Moving through Time and Space: Performing Bodies in Derry, Northern Ireland.
Journal of Historical Sociology, 20 (2).
IN recent years, scholars from different disciplinary backgrounds such as anthropology, sociology, psychology and history have paid increasing attention to collective memory in the underwriting and construction of group idenity. Within the Discipline of Sociology, most studies of memory work have focused on various sites of inscribed, written-down memory such as museums, memorials, films, websites, song, books, magazines and so forth. Less attention has been given to non-inscribed ways of bringing the past into the present such as marches, processions and parades. Of those studies that do examine embodies forms of remembrance and the mnemonic capacities of the body, Paul Connerton's text How Societies Remember has been particularly influential as a theorectical point of departure. This article employs, and extends, Connerton's framework to help make sense of the annual re-enactment of the Bloody Sunday march, a movement through space that also entails a movement through time.

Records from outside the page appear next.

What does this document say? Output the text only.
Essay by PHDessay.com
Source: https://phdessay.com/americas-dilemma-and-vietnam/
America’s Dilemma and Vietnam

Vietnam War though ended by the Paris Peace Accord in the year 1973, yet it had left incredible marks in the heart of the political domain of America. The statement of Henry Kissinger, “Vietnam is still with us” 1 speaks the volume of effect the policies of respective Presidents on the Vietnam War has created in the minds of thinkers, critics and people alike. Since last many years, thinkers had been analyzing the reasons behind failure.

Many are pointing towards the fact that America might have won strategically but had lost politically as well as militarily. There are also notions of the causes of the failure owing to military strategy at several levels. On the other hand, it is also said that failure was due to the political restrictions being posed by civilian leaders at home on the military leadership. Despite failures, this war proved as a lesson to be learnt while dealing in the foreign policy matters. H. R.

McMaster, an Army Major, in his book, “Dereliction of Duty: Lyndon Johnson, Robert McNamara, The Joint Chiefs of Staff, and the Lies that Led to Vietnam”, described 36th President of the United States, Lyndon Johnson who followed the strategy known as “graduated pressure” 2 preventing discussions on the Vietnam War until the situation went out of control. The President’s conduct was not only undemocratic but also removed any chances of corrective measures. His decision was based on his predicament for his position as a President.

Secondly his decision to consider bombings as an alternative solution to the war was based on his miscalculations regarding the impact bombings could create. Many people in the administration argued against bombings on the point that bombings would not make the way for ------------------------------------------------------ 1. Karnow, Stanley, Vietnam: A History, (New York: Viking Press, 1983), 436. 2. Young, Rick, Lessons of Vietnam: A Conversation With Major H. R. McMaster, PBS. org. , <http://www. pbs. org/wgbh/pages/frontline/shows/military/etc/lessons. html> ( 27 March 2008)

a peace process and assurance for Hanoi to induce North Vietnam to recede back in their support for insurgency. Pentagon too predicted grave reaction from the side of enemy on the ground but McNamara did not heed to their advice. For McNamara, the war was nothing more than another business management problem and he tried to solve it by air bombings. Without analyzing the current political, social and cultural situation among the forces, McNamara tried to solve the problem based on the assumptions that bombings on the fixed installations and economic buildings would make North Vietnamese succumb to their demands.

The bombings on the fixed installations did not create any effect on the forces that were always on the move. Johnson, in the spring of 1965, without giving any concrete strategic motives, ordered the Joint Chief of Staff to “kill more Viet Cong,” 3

After providing a brief theoretical reference point for the paper, through the work of Connerton, I then go on to delineate a three-stage periodization of the march focusing on important shifts and changes between each stage as well as accumulations across them. In the section that follows this I return to the theoretical claims introduced earlier and seek to call attention to underanalyzed aspects of Connerton's thoerization of bodily memory pointed to by the empirical data, specially the extent to which embodied remembrance undergoes change and modification over time and how performative ritual in the context of an unsettled society such as Northern Ireland is politically charged and responsive to wider socio-historical shifts and currents.